860F.4016/7–445: Telegram

The Acting Secretary of State to the Chargé in Czechoslovakia ( Klieforth )

54. Urtel 44 June 28 and 59 July 4.55 Please deliver note along following lines to Zecho Govt:

US Govt acknowledges receipt of Zecho note of July 3 concerning transfer of German and Hungarian minorities. US Govt has already made its views known to Zecho Govt in note of Jan 31, 1945.55a At that time US Govt stated it fully appreciated injuries suffered by Zecho [Page 1264] at hands of Germans and German minority during past decade and was prepared to examine question in effort to arrive at satisfactory solution. US pointed out that solution will have to take into account broader aspects of problem in relation to future peace and security in Europe as well as particular problems facing Govts responsible for military occupation in Germany.

In view of importance of questions of minority transfers for European peace as a whole, US Govt believes that transfers as proposed in Zecho notes Nov 23, 1944 and July 3, 1945 should be carried out only on organized lines and in accordance with international agreement. US also appreciates importance attached by Zecho Govt to early solution of problem as basis for national rehabilitation and reconstruction. Therefore US Govt is gratified that Zecho Govt is preparing plan for organized transfer of minority population which will take into account particular problems facing Allied powers. If plan is presented immediately upon completion to Control Council Germany and Allied Control Commission Hungary, US Govt confident it will receive immediate consideration by states represented on these bodies and will be discussed with appropriate Zecho authorities. End of summary.

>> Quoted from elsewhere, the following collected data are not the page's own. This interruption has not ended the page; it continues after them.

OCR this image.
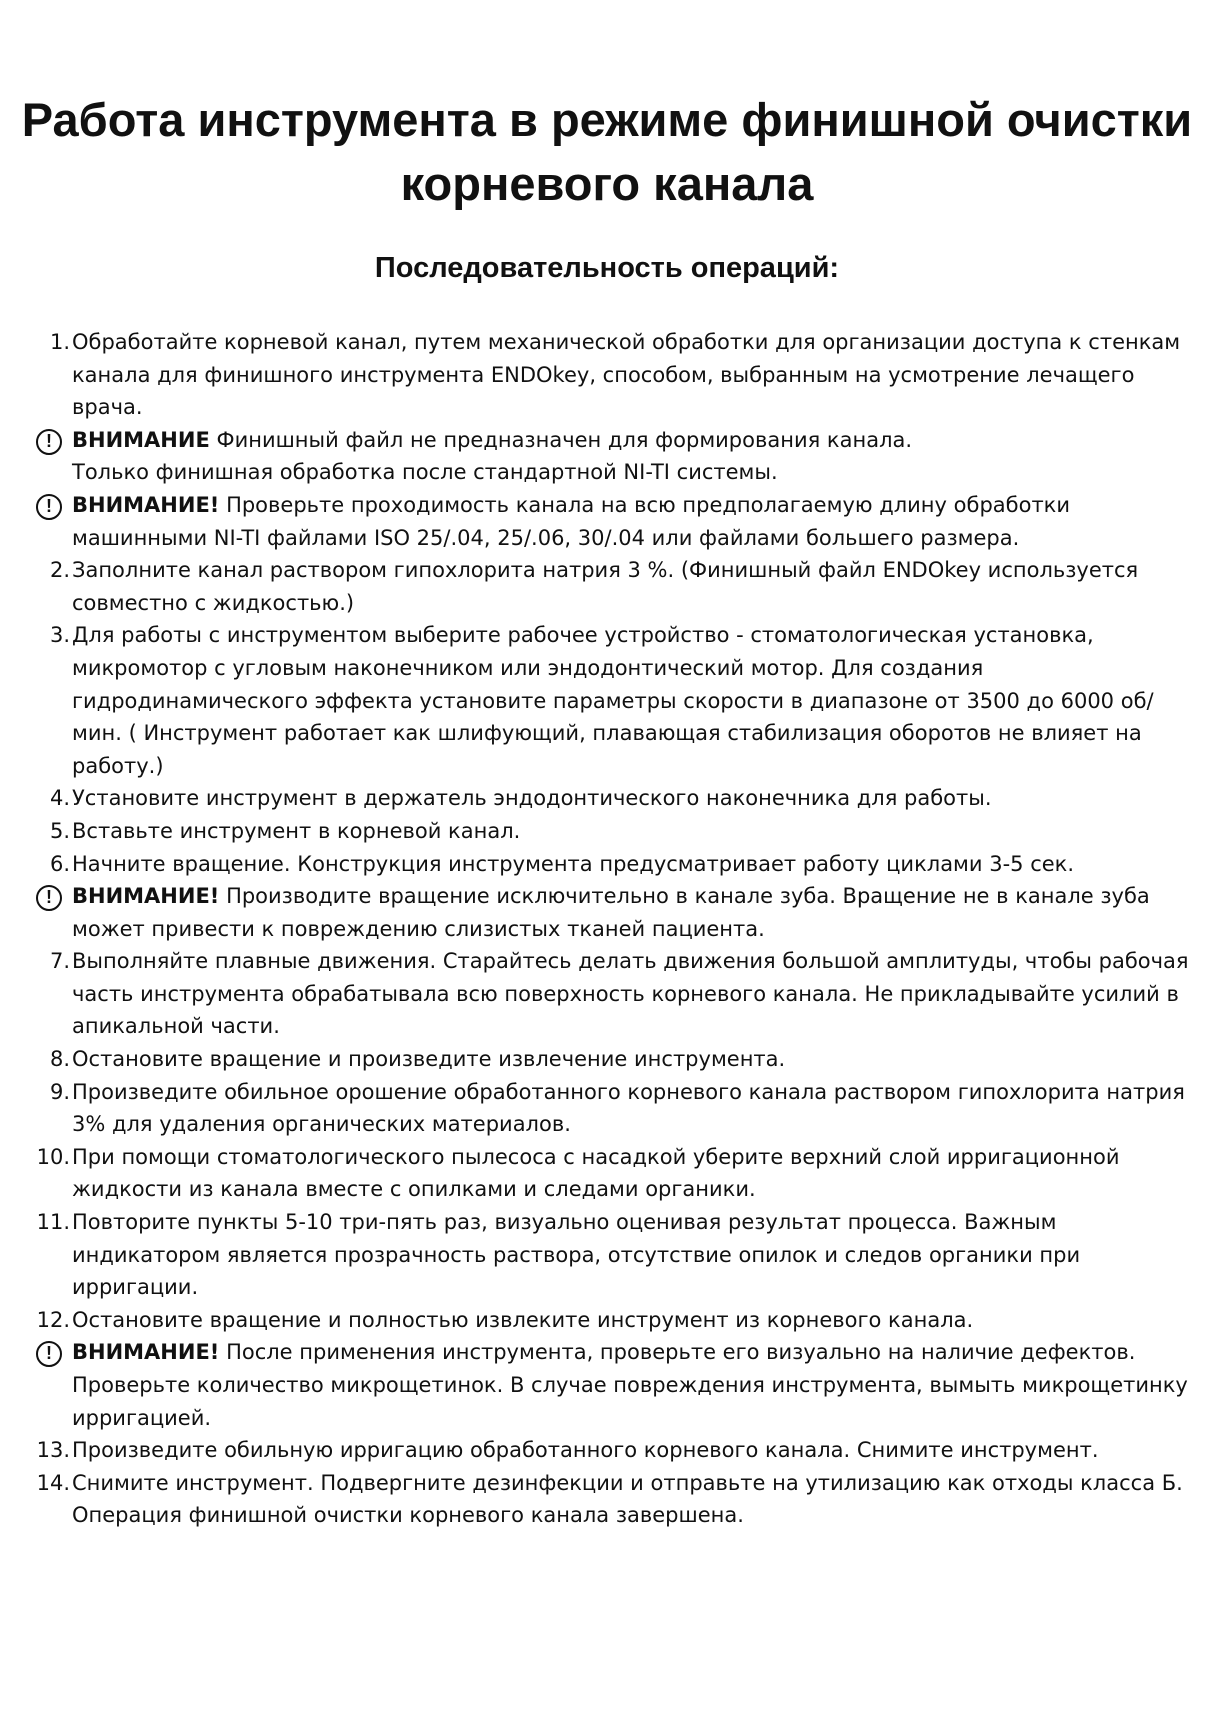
Работа инструмента в режиме финишной очистки корневого канала
Последовательность операций:
1. Обработайте корневой канал, путем механической обработки для организации доступа к стенкам канала для финишного инструмента ENDOkey, способом, выбранным на усмотрение лечащего врача.
! ВНИМАНИЕ Финишный файл не предназначен для формирования канала.
Только финишная обработка после стандартной NI-TI системы.
! ВНИМАНИЕ! Проверьте проходимость канала на всю предполагаемую длину обработки машинными NI-TI файлами ISO 25/.04, 25/.06, 30/.04 или файлами большего размера.
2. Заполните канал раствором гипохлорита натрия 3 %. (Финишный файл ENDOkey используется совместно с жидкостью.)
3. Для работы с инструментом выберите рабочее устройство - стоматологическая установка, микромотор с угловым наконечником или эндодонтический мотор. Для создания гидродинамического эффекта установите параметры скорости в диапазоне от 3500 до 6000 об/мин. ( Инструмент работает как шлифующий, плавающая стабилизация оборотов не влияет на работу.)
4. Установите инструмент в держатель эндодонтического наконечника для работы.
5. Вставьте инструмент в корневой канал.
6. Начните вращение. Конструкция инструмента предусматривает работу циклами 3-5 сек.
! ВНИМАНИЕ! Производите вращение исключительно в канале зуба. Вращение не в канале зуба может привести к повреждению слизистых тканей пациента.
7. Выполняйте плавные движения. Старайтесь делать движения большой амплитуды, чтобы рабочая часть инструмента обрабатывала всю поверхность корневого канала. Не прикладывайте усилий в апикальной части.
8. Остановите вращение и произведите извлечение инструмента.
9. Произведите обильное орошение обработанного корневого канала раствором гипохлорита натрия 3% для удаления органических материалов.
10. При помощи стоматологического пылесоса с насадкой уберите верхний слой ирригационной жидкости из канала вместе с опилками и следами органики.
11. Повторите пункты 5-10 три-пять раз, визуально оценивая результат процесса. Важным индикатором является прозрачность раствора, отсутствие опилок и следов органики при ирригации.
12. Остановите вращение и полностью извлеките инструмент из корневого канала.
! ВНИМАНИЕ! После применения инструмента, проверьте его визуально на наличие дефектов. Проверьте количество микрощетинок. В случае повреждения инструмента, вымыть микрощетинку ирригацией.
13. Произведите обильную ирригацию обработанного корневого канала. Снимите инструмент.
14. Снимите инструмент. Подвергните дезинфекции и отправьте на утилизацию как отходы класса Б. Операция финишной очистки корневого канала завершена.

For your background information and possible informal communication in your discretion to Pres Benes, US delegation to Big Three briefed to discuss this question in relation to whole minority problem.56

Grew

[From July 17 to August 2, 1945, President Truman, British Prime Minister Churchill (later, Prime Minister Attlee), and Generalissimo Stalin and their advisers met in conference in Berlin. For the record of the Conference as regards the transfer of German populations from Poland, Czechoslovakia, and Hungary, see Conference of Berlin (Potsdam), volume II, pages 210215, 218221, 248, 262, 333, 335, 383391, 398400, 402, 523524, 536537, and 539. For Conference documents relative to the problem of the transfer of German populations, see ibid., volume I, page 643 and volume II, page 1035. For the decisions of the Berlin Conference regarding the transfer of German populations, see the Protocol of the Proceedings of the Berlin Conference, August 1, 1945, section XIII (XII), ibid., volume II, page 1495, and the Report on the Tripartite Conference of Berlin, August 2, 1945, ibid., page 1511.]

  1. Latter not printed; it transmitted text of the note of July 3 from the Czechoslovak Under-Secretary of State for Foreign Affairs to the American Chargé in Czechoslovakia, p. 1261.
  2. See instruction No. 41, January 16, to the Chargé near the Czechoslovak Government in Exile, p. 1246.
  3. See Briefing Book Paper entitled “Czechoslovakia: Expulsion of Minority Groups”, dated June 23, 1945, prepared by the Department of State for the background information of the United States delegation to the Conference of Berlin, Conference of Berlin (Potsdam), vol. i, p. 643.